The online drug buyers tend to live in higher-income households and have six or more years of online experience. Three-quarters of the online drug buyers say their most recent purchase was for a chronic medical condition, such as arthritis or high blood pressure, and most said they were satisfied and planned to order online again.
Most cited convenience and cost savings as reasons for buying online.
Susannah Fox, Pew’s director of research, said Americans may be cautious now, but they will likely grow more comfortable as friends and neighbors order without trouble.
For now, the Internet is chiefly used to research drugs. Pew finds that 26 percent of Americans have used the Internet to find information about prescription drugs, either by themselves or having someone else do it for them.
David MacKay, executive director of the Canadian International Pharmacy Association, said member Canadian pharmacies that ship to the United States use Web sites chiefly as a marketing tool.
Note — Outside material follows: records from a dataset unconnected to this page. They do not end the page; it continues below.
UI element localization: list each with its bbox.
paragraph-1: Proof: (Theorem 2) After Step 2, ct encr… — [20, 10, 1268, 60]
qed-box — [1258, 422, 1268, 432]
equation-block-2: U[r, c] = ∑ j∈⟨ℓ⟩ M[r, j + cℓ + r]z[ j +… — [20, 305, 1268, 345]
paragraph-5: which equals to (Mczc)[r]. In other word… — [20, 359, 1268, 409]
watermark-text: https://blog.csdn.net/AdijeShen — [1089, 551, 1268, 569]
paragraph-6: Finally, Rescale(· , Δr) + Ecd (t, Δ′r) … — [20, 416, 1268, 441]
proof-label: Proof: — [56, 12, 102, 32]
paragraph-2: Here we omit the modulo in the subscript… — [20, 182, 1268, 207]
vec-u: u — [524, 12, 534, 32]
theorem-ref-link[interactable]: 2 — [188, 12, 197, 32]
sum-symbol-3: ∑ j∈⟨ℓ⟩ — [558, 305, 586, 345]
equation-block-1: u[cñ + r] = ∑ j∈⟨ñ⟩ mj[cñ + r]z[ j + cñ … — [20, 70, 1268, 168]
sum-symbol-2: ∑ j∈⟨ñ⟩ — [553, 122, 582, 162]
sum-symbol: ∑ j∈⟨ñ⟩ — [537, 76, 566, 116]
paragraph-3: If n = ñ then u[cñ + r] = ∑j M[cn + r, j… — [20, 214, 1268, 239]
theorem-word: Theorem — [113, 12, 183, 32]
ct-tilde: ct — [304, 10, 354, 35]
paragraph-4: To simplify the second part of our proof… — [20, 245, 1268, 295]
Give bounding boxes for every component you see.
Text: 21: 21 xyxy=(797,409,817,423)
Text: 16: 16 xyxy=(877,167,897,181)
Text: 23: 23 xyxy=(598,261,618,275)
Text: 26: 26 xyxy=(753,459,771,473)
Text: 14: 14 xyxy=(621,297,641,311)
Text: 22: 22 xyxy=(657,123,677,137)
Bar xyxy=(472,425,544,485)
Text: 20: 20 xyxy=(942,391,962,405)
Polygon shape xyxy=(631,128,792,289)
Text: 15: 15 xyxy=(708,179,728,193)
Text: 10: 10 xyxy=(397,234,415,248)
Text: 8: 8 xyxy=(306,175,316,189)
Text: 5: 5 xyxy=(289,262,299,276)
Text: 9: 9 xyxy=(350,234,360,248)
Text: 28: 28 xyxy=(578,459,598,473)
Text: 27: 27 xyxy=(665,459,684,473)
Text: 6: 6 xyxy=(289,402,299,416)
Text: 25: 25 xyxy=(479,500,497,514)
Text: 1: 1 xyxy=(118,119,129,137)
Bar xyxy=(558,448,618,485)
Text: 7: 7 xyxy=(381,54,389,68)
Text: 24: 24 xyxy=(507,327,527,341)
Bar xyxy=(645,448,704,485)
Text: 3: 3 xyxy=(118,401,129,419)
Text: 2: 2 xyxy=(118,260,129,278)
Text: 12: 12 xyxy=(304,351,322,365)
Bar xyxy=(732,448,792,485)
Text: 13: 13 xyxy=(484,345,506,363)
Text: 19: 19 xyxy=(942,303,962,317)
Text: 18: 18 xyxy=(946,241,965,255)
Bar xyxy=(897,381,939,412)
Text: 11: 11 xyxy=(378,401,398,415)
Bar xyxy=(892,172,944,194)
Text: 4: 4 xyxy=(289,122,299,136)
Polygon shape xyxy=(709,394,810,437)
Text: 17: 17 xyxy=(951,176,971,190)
Patients research prices and other information, but “inevitably they don’t use the Internet to place the final order,” MacKay said.
Only 10 percent of orders come through the Internet, and most of the rest use a toll-free phone number, he said.
Experts note that the elderly population most likely to be needing prescription medications for chronic illnesses are also the least likely to have an Internet connection.
Nonetheless, Internet sales are growing. IMS Consulting estimates online sales at $407 million in 2003, more than twice the $160 million a year earlier.
The Pew survey was conducted using random telephone calls to 2,200 adults 18 and older, including 1,399 Internet users. It has a margin of sampling error of plus or minus 2 percentage points.